From what I’m hearing it’s already worth maybe 75 or more.
And the Fed gave JPM a free call.
The $2 is the least that it’s worth, as the fed is providing non recourse funding for the assets at prices that support the $2 price.
And at the same time the Fed took action to restore pricing of agency and AAA assets to more accurately reflect their actual default risk, which is near zero.
This is different. In this case the moral hazard is in not funding the primary dealers. It’s too easy for the predators (other dealers, hedge funds, etc.) to first get short the stock and then start a run on any broker that has to have any non tsy inventory financed and drive them out of business.
By funding the primary dealers who are in good standing (they report their finances to the fed) and regulating capital requirements and haircuts predators are kept at bay and shareholders continue to assume the business risk of the primary dealers.
Steve asks:
And the Fed has said in times of crisis they will not punish the many for the few.
Moral hazard is not a fixed doctrine. It requires flexibility and in times of crisis they accept that their action (the Fed’s) will not address the doctrine. On balance it is a price (overlooking moral hazard) they must pay for the greater good.
They have done it in the past so doing it again reflects a degree of consistency not a change in policy.
Paul asks:
How do you respond to the moral hazard argument of the Fed bailing out Bear Stearns?
I’ll let the word ‘bailout’ go for now, and begin by saying the liability side of banking is not the place for market discipline, and it’s also probably not the place for market discipline for the Fed’s appointed (anointed?) ‘primary dealers.’
(I will also not here question the idea of having primary dealers in the first place, but don’t take that mean i approve of that setup, thanks!)
So given the Fed wants primary dealers, it then follows there are specific securities they go along with this assigned role.
Presumably those would include the likes of tsy secs, maybe agency paper, maybe AAA rated mtg backed securities, etc.
Presumably also are functions the Fed wants its primary dealers to perform, like being market makers, providing some notion of liquidity, etc. etc.
And, presumably, the Fed has some notion of public purpose behind this entire creation.
So, given all that, to support this ‘institution of public purpose,’ it behooves the Fed to ensure the primary dealers themselves have the available lines of credit to perform this vital public function (almost hurts to write that”¦).
The bank primary dealers do have ‘guaranteed liquidity’ and so are safely able to function as primary dealers, knowing they can always finance their inventory positions. This can be done via raising fed ensured bank deposits, and borrowing from the fed by using their inventory as collateral, etc.
The non banks were at a disadvantage to the banks in that they relied on the banks to fund their inventories.
Bear Stearns got shut down when the banks said ‘no’ for non credit related reasons. Bear had perfectly good collateral that they held as part of their primary dealer function (as defined by the govt regulations), and the banks said no, perhaps because they had their own internal issues.

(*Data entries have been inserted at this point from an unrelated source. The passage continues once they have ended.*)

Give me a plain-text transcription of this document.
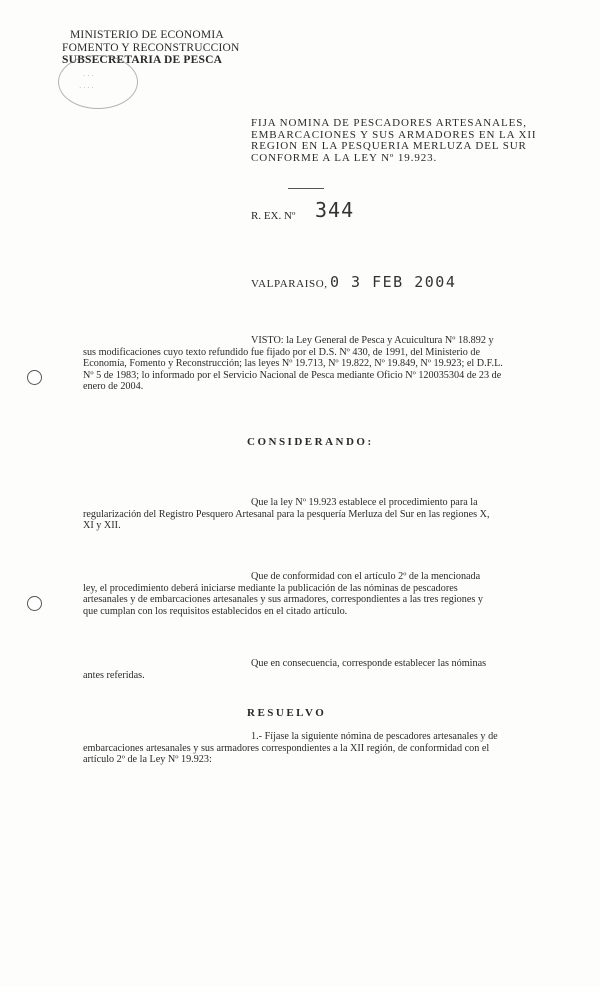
MINISTERIO DE ECONOMIA
FOMENTO Y RECONSTRUCCION
SUBSECRETARIA DE PESCA
· · ·
· · · ·
FIJA NOMINA DE PESCADORES ARTESANALES,
EMBARCACIONES Y SUS ARMADORES EN LA XII
REGION EN LA PESQUERIA MERLUZA DEL SUR
CONFORME A LA LEY Nº 19.923.
R. EX. Nº 344
VALPARAISO, 0 3 FEB 2004
VISTO: la Ley General de Pesca y Acuicultura Nº 18.892 y
sus modificaciones cuyo texto refundido fue fijado por el D.S. Nº 430, de 1991, del Ministerio de
Economía, Fomento y Reconstrucción; las leyes Nº 19.713, Nº 19.822, Nº 19.849, Nº 19.923; el D.F.L.
Nº 5 de 1983; lo informado por el Servicio Nacional de Pesca mediante Oficio Nº 120035304 de 23 de
enero de 2004.
CONSIDERANDO:
Que la ley Nº 19.923 establece el procedimiento para la
regularización del Registro Pesquero Artesanal para la pesquería Merluza del Sur en las regiones X,
XI y XII.
Que de conformidad con el artículo 2º de la mencionada
ley, el procedimiento deberá iniciarse mediante la publicación de las nóminas de pescadores
artesanales y de embarcaciones artesanales y sus armadores, correspondientes a las tres regiones y
que cumplan con los requisitos establecidos en el citado artículo.
Que en consecuencia, corresponde establecer las nóminas
antes referidas.
RESUELVO
1.- Fíjase la siguiente nómina de pescadores artesanales y de
embarcaciones artesanales y sus armadores correspondientes a la XII región, de conformidad con el
artículo 2º de la Ley Nº 19.923:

The same would happen to the banks, and the entire economy, if the Fed simply said no to the banking system and one morning and didn’t open the payments system.

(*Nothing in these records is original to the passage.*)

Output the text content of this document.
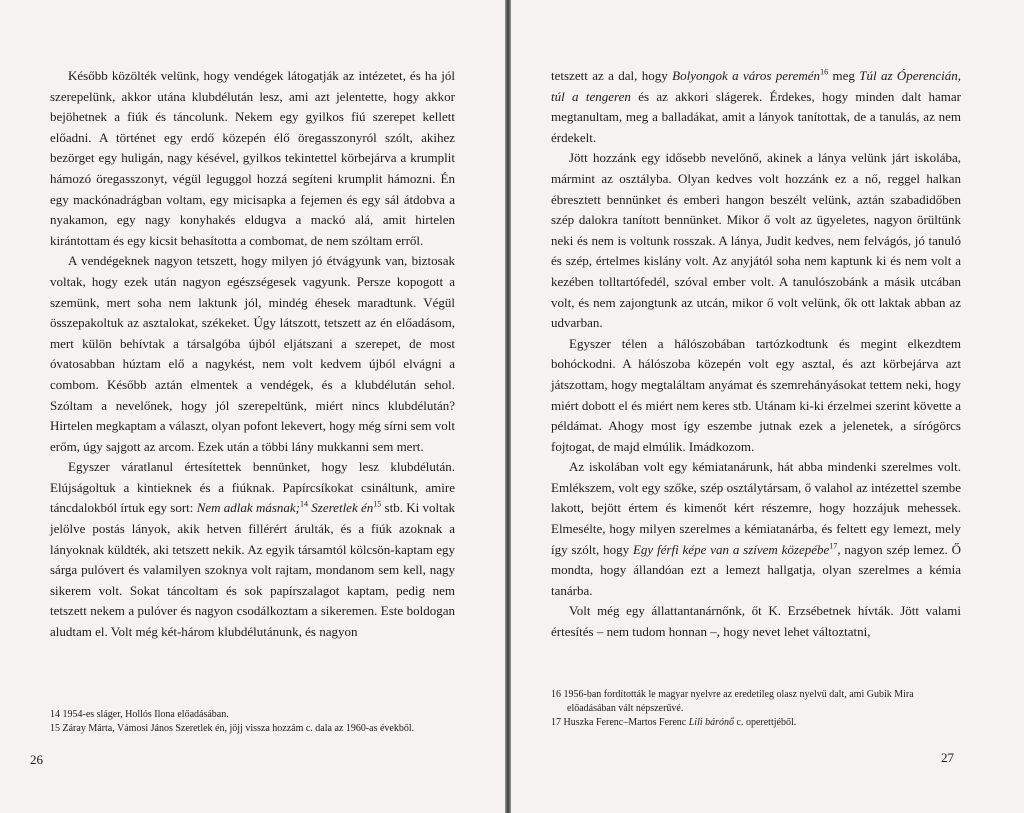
Később közölték velünk, hogy vendégek látogatják az intézetet, és ha jól szerepelünk, akkor utána klubdélután lesz, ami azt jelentette, hogy akkor bejöhetnek a fiúk és táncolunk. Nekem egy gyilkos fiú szerepet kellett előadni. A történet egy erdő közepén élő öregasszonyról szólt, akihez bezörget egy huligán, nagy késével, gyilkos tekintettel körbejárva a krumplit hámozó öregasszonyt, végül leguggol hozzá segíteni krumplit hámozni. Én egy mackónadrágban voltam, egy micisapka a fejemen és egy sál átdobva a nyakamon, egy nagy konyhakés eldugva a mackó alá, amit hirtelen kirántottam és egy kicsit behasította a combomat, de nem szóltam erről.

A vendégeknek nagyon tetszett, hogy milyen jó étvágyunk van, biztosak voltak, hogy ezek után nagyon egészségesek vagyunk. Persze kopogott a szemünk, mert soha nem laktunk jól, mindég éhesek maradtunk. Végül összepakoltuk az asztalokat, székeket. Úgy látszott, tetszett az én előadásom, mert külön behívtak a társalgóba újból eljátszani a szerepet, de most óvatosabban húztam elő a nagykést, nem volt kedvem újból elvágni a combom. Később aztán elmentek a vendégek, és a klubdélután sehol. Szóltam a nevelőnek, hogy jól szerepeltünk, miért nincs klubdélután? Hirtelen megkaptam a választ, olyan pofont lekevert, hogy még sírni sem volt erőm, úgy sajgott az arcom. Ezek után a többi lány mukkanni sem mert.

Egyszer váratlanul értesítettek bennünket, hogy lesz klubdélután. Elújságoltuk a kintieknek és a fiúknak. Papírcsíkokat csináltunk, amire táncdalokból írtuk egy sort: Nem adlak másnak;$^{14}$ Szeretlek $én^{15}$ stb. Ki voltak jelölve postás lányok, akik hetven fillérért árulták, és a fiúk azoknak a lányoknak küldték, aki tetszett nekik. Az egyik társamtól kölcsön-kaptam egy sárga pulóvert és valamilyen szoknya volt rajtam, mondanom sem kell, nagy sikerem volt. Sokat táncoltam és sok papírszalagot kaptam, pedig nem tetszett nekem a pulóver és nagyon csodálkoztam a sikeremen. Este boldogan aludtam el. Volt még két-három klubdélutánunk, és nagyon

14 1954-es sláger, Hollós Ilona előadásában.

15 Záray Márta, Vámosi János Szeretlek én, jöjj vissza hozzám c. dala az 1960-as évekből.

26

tetszett az a dal, hogy Bolyongok a város peremén$^{16}$ meg Túl az Óperencián, túl a tengeren és az akkori slágerek. Érdekes, hogy minden dalt hamar megtanultam, meg a balladákat, amit a lányok tanítottak, de a tanulás, az nem érdekelt.

Jött hozzánk egy idősebb nevelőnő, akinek a lánya velünk járt iskolába, mármint az osztályba. Olyan kedves volt hozzánk ez a nő, reggel halkan ébresztett bennünket és emberi hangon beszélt velünk, aztán szabadidőben szép dalokra tanított bennünket. Mikor ő volt az ügyeletes, nagyon örültünk neki és nem is voltunk rosszak. A lánya, Judit kedves, nem felvágós, jó tanuló és szép, értelmes kislány volt. Az anyjától soha nem kaptunk ki és nem volt a kezében tolltartófedél, szóval ember volt. A tanulószobánk a másik utcában volt, és nem zajongtunk az utcán, mikor ő volt velünk, ők ott laktak abban az udvarban.

Egyszer télen a hálószobában tartózkodtunk és megint elkezdtem bohóckodni. A hálószoba közepén volt egy asztal, és azt körbejárva azt játszottam, hogy megtaláltam anyámat és szemrehányásokat tettem neki, hogy miért dobott el és miért nem keres stb. Utánam ki-ki érzelmei szerint követte a példámat. Ahogy most így eszembe jutnak ezek a jelenetek, a sírógörcs fojtogat, de majd elmúlik. Imádkozom.

Az iskolában volt egy kémiatanárunk, hát abba mindenki szerelmes volt. Emlékszem, volt egy szőke, szép osztálytársam, ő valahol az intézettel szembe lakott, bejött értem és kimenőt kért részemre, hogy hozzájuk mehessek. Elmesélte, hogy milyen szerelmes a kémiatanárba, és feltett egy lemezt, mely így szólt, hogy Egy férfi képe van a szívem közepébe$^{17}$, nagyon szép lemez. Ő mondta, hogy állandóan ezt a lemezt hallgatja, olyan szerelmes a kémia tanárba.

Volt még egy állattantanárnőnk, őt K. Erzsébetnek hívták. Jött valami értesítés – nem tudom honnan –, hogy nevet lehet változtatni,

16 1956-ban fordították le magyar nyelvre az eredetileg olasz nyelvű dalt, ami Gubik Mira előadásában vált népszerűvé.

17 Huszka Ferenc–Martos Ferenc Lili bárónő c. operettjéből.

27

It’s just one of countless flaws in the institutional structure that doesn’t get noticed until it’s a problem, no matter how many times I’ve pointed it out to ‘authorities.’
So to your question, while I do see a lot of other moral hazard issues, I don’t see this as one of them.
The Fed simply told JPM to deal with Bear in the normal course of business and lend vs qualifying collateral as has always been the case, and as is the case when the Fed lends to JPM.
Let me know if I’m missing something, thanks!